Up there in my loft are four big storage boxes full of album recordings of the 1960s and 1970s, survivors of repeated attempts by my wife to cull them, and in one of those big storage boxes is a Pickwick album of Procol Harem recordings, imaginatively entitled “A Salty Dog”.
Now as anyone of a vintage will tell you, Pickwick albums weren’t exactly the cutting edge of popular youth culture in the 1960s and 1970s, in short, Pickwick albums were what we quaintly refered to as “supermarket music” albums, that is, a Pickwick album generally contained the sort of bland tunes and sound-alike artists that you always hear when pushing a trolley up and down the aisles of very cheap supermarkets.

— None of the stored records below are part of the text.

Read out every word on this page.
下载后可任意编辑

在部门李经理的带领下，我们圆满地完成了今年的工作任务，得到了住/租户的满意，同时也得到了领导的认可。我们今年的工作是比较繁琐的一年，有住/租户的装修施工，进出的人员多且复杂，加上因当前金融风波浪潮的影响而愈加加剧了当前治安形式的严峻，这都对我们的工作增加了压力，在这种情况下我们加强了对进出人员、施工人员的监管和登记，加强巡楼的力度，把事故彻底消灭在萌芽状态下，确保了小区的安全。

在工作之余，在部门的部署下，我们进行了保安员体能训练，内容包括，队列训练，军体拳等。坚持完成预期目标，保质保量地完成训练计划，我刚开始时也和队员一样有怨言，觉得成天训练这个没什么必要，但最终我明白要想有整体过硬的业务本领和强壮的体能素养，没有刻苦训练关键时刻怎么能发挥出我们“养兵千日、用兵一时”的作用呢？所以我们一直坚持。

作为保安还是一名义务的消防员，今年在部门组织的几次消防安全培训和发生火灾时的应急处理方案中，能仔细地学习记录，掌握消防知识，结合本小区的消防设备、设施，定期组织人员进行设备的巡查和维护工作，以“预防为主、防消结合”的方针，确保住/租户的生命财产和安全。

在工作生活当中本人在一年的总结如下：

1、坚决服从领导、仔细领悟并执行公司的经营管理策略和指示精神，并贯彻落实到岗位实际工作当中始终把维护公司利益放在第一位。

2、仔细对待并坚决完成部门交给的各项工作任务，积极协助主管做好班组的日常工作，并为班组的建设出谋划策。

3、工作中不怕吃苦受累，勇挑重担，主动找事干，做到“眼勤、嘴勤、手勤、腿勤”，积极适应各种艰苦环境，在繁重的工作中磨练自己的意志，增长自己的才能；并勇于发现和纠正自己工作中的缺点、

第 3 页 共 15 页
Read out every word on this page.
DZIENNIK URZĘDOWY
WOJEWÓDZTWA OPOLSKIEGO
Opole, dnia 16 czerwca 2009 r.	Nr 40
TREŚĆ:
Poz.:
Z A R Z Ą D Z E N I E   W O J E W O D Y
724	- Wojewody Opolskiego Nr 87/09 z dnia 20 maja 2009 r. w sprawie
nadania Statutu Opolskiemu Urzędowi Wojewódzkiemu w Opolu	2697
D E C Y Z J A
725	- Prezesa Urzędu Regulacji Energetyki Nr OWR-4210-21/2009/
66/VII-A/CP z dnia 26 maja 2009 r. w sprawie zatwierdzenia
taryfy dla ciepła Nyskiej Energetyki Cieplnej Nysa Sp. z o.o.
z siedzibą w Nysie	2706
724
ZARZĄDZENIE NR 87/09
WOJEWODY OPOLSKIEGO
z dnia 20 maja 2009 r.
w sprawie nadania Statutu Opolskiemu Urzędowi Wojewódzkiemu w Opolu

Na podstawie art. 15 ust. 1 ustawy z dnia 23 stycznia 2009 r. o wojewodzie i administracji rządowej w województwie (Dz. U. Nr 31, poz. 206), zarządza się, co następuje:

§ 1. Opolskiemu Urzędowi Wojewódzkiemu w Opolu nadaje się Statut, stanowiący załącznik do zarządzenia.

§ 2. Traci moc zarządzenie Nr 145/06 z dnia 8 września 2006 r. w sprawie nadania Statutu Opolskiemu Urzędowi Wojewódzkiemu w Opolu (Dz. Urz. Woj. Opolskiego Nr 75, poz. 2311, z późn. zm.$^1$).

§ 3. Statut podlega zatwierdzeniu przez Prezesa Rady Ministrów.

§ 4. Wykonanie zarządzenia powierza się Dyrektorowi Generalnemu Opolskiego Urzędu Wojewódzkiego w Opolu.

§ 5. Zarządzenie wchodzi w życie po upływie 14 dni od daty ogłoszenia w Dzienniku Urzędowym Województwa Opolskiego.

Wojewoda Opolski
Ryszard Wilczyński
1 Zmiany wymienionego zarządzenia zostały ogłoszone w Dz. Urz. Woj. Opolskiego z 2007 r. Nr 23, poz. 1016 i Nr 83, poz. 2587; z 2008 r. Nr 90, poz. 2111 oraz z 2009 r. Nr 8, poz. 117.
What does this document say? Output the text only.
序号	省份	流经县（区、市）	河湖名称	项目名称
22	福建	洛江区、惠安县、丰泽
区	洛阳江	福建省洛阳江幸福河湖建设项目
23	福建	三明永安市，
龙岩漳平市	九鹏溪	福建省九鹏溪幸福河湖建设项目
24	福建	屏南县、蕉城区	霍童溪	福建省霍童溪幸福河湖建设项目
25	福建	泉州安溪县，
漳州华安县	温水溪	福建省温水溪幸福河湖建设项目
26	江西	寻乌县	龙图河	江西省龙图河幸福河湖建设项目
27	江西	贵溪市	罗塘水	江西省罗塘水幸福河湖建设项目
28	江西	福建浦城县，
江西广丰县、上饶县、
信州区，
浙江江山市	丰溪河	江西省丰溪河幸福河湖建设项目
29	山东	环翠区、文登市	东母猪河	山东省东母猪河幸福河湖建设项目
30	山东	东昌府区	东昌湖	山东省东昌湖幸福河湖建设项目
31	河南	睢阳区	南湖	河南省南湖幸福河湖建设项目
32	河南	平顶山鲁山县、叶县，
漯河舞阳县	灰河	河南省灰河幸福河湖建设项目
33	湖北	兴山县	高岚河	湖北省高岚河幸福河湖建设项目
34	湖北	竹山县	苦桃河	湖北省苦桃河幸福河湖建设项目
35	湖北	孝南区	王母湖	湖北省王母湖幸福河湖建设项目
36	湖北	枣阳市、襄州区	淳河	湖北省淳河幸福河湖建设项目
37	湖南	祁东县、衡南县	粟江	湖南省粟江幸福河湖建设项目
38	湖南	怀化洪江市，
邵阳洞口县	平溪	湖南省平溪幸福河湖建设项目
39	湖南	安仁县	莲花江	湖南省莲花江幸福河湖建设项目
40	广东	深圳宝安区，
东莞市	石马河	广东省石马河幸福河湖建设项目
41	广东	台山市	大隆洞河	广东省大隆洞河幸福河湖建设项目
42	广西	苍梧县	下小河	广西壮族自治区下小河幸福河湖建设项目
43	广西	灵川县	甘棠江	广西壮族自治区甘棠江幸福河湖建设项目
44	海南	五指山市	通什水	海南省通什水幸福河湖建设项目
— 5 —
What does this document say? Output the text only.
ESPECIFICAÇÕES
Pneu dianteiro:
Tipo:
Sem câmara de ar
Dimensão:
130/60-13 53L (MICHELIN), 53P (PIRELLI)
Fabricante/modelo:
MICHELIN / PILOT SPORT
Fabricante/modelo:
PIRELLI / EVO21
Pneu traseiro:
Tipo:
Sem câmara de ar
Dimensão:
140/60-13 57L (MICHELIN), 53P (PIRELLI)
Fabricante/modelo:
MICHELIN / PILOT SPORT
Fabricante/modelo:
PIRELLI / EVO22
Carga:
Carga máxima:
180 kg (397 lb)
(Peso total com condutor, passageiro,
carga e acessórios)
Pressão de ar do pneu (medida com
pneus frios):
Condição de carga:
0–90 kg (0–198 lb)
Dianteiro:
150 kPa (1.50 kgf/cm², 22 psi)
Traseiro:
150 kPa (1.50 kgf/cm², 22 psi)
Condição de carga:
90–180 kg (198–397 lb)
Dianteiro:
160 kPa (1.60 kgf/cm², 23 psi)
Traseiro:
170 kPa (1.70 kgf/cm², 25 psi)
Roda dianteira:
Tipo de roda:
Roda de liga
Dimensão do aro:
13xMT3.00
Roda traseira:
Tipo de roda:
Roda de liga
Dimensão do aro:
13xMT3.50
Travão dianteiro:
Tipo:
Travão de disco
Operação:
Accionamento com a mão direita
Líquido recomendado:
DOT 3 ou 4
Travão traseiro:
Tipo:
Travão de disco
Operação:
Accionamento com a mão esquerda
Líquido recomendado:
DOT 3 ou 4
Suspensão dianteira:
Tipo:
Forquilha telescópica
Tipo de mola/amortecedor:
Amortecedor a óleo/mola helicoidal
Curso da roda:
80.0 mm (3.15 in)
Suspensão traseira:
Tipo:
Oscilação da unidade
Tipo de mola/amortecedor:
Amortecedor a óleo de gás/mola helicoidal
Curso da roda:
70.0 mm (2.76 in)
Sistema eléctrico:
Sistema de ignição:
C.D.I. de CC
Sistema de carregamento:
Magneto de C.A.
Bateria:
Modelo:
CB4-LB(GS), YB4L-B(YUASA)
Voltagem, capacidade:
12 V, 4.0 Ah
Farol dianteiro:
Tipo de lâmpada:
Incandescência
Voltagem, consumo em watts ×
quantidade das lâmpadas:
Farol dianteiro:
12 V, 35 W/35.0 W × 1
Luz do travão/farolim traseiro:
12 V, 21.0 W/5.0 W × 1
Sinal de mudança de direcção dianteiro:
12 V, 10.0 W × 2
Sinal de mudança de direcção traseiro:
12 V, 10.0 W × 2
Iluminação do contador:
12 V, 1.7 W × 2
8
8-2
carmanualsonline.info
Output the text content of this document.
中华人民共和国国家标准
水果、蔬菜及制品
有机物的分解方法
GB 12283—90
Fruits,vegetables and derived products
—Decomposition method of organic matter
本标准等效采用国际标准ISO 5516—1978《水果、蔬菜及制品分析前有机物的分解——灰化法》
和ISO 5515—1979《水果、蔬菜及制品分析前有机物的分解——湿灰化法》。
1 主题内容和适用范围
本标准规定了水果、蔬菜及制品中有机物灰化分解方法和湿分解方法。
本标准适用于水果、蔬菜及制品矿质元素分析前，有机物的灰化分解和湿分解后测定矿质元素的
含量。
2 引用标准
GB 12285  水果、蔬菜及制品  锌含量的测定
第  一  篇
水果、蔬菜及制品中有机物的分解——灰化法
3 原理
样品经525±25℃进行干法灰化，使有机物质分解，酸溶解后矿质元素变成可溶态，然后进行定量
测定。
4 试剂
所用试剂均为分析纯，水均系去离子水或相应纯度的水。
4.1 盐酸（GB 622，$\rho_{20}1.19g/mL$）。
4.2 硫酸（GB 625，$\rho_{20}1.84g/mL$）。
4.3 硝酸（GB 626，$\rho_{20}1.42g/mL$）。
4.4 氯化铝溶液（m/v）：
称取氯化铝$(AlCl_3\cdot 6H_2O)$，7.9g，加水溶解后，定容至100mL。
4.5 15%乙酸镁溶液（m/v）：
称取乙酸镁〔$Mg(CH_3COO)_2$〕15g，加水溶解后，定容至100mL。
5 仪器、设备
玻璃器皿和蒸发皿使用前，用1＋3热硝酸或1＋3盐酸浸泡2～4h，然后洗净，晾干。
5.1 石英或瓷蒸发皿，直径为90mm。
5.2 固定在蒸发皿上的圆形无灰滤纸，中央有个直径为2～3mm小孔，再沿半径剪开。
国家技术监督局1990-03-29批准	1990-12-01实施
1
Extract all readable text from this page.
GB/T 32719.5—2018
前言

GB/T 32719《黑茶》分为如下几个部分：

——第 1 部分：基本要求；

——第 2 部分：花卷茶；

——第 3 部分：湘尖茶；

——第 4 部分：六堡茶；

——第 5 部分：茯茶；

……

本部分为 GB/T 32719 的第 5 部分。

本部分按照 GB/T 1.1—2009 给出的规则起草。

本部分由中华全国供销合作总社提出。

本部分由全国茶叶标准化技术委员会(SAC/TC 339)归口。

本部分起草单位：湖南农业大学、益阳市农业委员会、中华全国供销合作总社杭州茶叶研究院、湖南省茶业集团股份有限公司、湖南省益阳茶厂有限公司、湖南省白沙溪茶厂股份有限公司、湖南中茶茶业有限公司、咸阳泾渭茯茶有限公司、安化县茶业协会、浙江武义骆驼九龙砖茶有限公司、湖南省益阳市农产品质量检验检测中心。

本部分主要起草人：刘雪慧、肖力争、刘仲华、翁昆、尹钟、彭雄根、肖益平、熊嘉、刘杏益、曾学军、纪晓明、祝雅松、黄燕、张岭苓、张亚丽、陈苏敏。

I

And whilst a Pickwick album would be cheap as chips, you could pick up a Pickwick album for the cost of a single in those days, they were the sort of albums that you’d hide from your mates when they came around to listen to your music collection for it was not cool to be seen with a Pickwick album in your record collection.
“What else have you got” your friends would say after browsing all of the albums that you had on display in the gold wire record rack on display in your parents living room.
“Oh, nothing else” you’d lie
“What are those albums there ?” they’d enquire
“What are you talking about ?” you’d lie again
“Those albums there, hidden behind the paper rack with cushions piled on top of them so that I can’t see them”
They’d found your cache of Pickwick albums, the cheap collection of sound-alike pop performers who weren’t quite good enough to record under their own identity but also not too proud to say “no” when Pickwick approached them to “Sing in the style of Elton John on this Elton John Pickwick tribute album”.
The Pickwick album “Procol Harem – A Salty Dog” is the real thing, its actually a re-release of their 1969 album “A Salty Dog”, I promise you it is, its the real thing purchased by Pickwick and re-released some years later in tribute to a band who had been popular in the late 60s but by the mid seventies could only scratch their arses with the ha’pennies that Pickwick Records had paid them for the rights to their best selling “A Salty Dog” album.
So I had waited all of those years for the Procol Harem to fall on hard times and have Pickwick re-release their best selling album before I jumped on board the band wagon and came to realise that the band were so much more than just “A Whiter Shade of Pale” (which will always be queueing in a Vauxhall Viva on a hot August Bank Holiday afternoon to get into Church Fenton Air Show – these are indelible memories evoked by popular chart music).